The interesting premise is undermined by some shaky world-building. With people living to 200, it seems like there would be more living grandparents, great-grandparents, great-aunts and -uncles, and other relatives available to claim kids like Callie and her brother. What happened to their own grandparents (and great-grandparents) is never explained. The only Enders and Claimed Minors Callie encounters are wealthy; what happened to the middle- and working-class kids who had living relatives to claim them? Finally, while it is clear that the post-war world is a huge change for Callie (and everyone else), life before the war was clearly different from what we know, but it is unclear how things got from here to there.

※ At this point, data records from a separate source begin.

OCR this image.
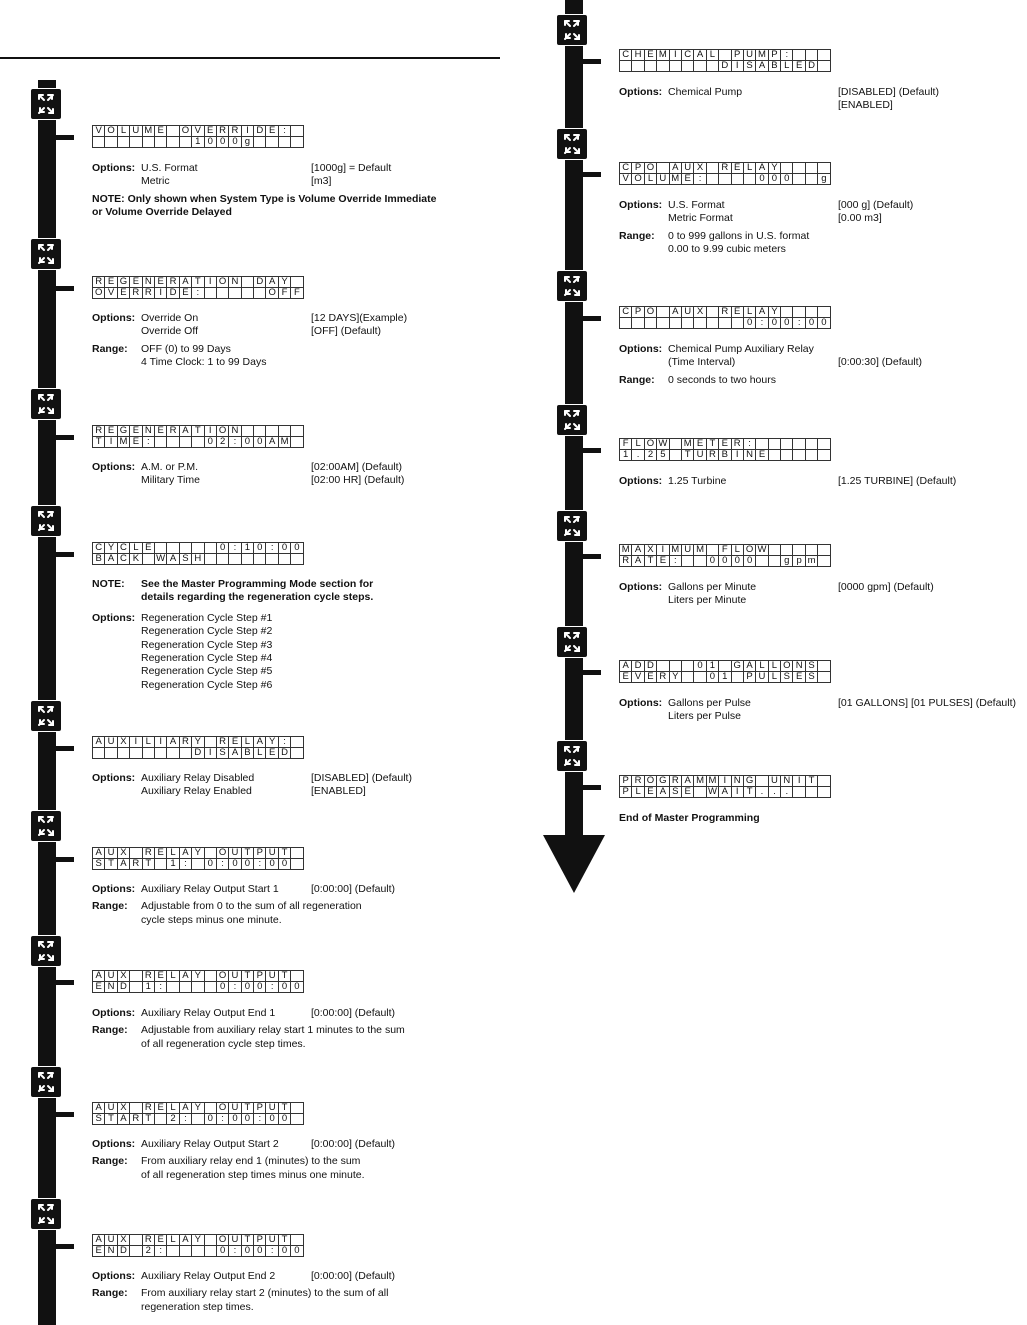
V	O	L	U	M	E		O	V	E	R	R	I	D	E	:	
								1	0	0	0	g				
Options: U.S. Format	[1000g] = Default
Metric	[m3]
NOTE: Only shown when System Type is Volume Override Immediate
or Volume Override Delayed
R	E	G	E	N	E	R	A	T	I	O	N		D	A	Y	
O	V	E	R	R	I	D	E	:						O	F	F
Options: Override On	[12 DAYS](Example)
Override Off	[OFF] (Default)
Range: OFF (0) to 99 Days
4 Time Clock: 1 to 99 Days
R	E	G	E	N	E	R	A	T	I	O	N					
T	I	M	E	:					0	2	:	0	0	A	M	
Options: A.M. or P.M.	[02:00AM] (Default)
Military Time	[02:00 HR] (Default)
C	Y	C	L	E						0	:	1	0	:	0	0
B	A	C	K		W	A	S	H								
NOTE: See the Master Programming Mode section for
details regarding the regeneration cycle steps.
Options: Regeneration Cycle Step #1
Regeneration Cycle Step #2
Regeneration Cycle Step #3
Regeneration Cycle Step #4
Regeneration Cycle Step #5
Regeneration Cycle Step #6
A	U	X	I	L	I	A	R	Y		R	E	L	A	Y	:	
								D	I	S	A	B	L	E	D	
Options: Auxiliary Relay Disabled	[DISABLED] (Default)
Auxiliary Relay Enabled	[ENABLED]
A	U	X		R	E	L	A	Y		O	U	T	P	U	T	
S	T	A	R	T		1	:		0	:	0	0	:	0	0	
Options: Auxiliary Relay Output Start 1	[0:00:00] (Default)
Range: Adjustable from 0 to the sum of all regeneration
cycle steps minus one minute.
A	U	X		R	E	L	A	Y		O	U	T	P	U	T	
E	N	D		1	:					0	:	0	0	:	0	0
Options: Auxiliary Relay Output End 1	[0:00:00] (Default)
Range: Adjustable from auxiliary relay start 1 minutes to the sum
of all regeneration cycle step times.
A	U	X		R	E	L	A	Y		O	U	T	P	U	T	
S	T	A	R	T		2	:		0	:	0	0	:	0	0	
Options: Auxiliary Relay Output Start 2	[0:00:00] (Default)
Range: From auxiliary relay end 1 (minutes) to the sum
of all regeneration step times minus one minute.
A	U	X		R	E	L	A	Y		O	U	T	P	U	T	
E	N	D		2	:					0	:	0	0	:	0	0
Options: Auxiliary Relay Output End 2	[0:00:00] (Default)
Range: From auxiliary relay start 2 (minutes) to the sum of all
regeneration step times.
C	H	E	M	I	C	A	L		P	U	M	P	:			
								D	I	S	A	B	L	E	D	
Options: Chemical Pump	[DISABLED] (Default)
[ENABLED]
C	P	O		A	U	X		R	E	L	A	Y				
V	O	L	U	M	E	:					0	0	0			g
Options: U.S. Format	[000 g] (Default)
Metric Format	[0.00 m3]
Range: 0 to 999 gallons in U.S. format
0.00 to 9.99 cubic meters
C	P	O		A	U	X		R	E	L	A	Y				
										0	:	0	0	:	0	0
Options: Chemical Pump Auxiliary Relay
(Time Interval)	[0:00:30] (Default)
Range: 0 seconds to two hours
F	L	O	W		M	E	T	E	R	:						
1	.	2	5		T	U	R	B	I	N	E					
Options: 1.25 Turbine	[1.25 TURBINE] (Default)
M	A	X	I	M	U	M		F	L	O	W					
R	A	T	E	:			0	0	0	0			g	p	m	
Options: Gallons per Minute	[0000 gpm] (Default)
Liters per Minute
A	D	D				0	1		G	A	L	L	O	N	S	
E	V	E	R	Y			0	1		P	U	L	S	E	S	
Options: Gallons per Pulse	[01 GALLONS] [01 PULSES] (Default)
Liters per Pulse
P	R	O	G	R	A	M	M	I	N	G		U	N	I	T	
P	L	E	A	S	E		W	A	I	T	.	.	.			
End of Master Programming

The characters populating this world are also problematic. Callie’s fierce determination makes her an appealing heroine. Unfortunately, she is the only character who really gets any development. After Tyler and Callie’s friend Michael are introduced early on, they spend most of the novel “off-screen”, as Callie is separated from them. Even secondary characters who are more involved in the plot are left static. Complicating this, of course, is the whole body-switching issue; after first meeting someone, he may be quite literally a different person the next time he appears! There are several supplementary stories slated to appear in addition to the sequel that look like they might explore the characters a bit more.

Despite the flaws, this is a promising debut novel. The plot is compelling enough to distract from the sorts of questions that make it impossible to suspend disbelief (at least, until putting it down), and a final twist keeps the reader on the hook for the forthcoming sequel. This is an enjoyable, entertaining read. Just try not to pick at the details.

On shelves March 13, 2012.

 

Final Word:
An intriguing premise and compelling plot compensate for some shaky world-building in this promising Dystopian YA debut.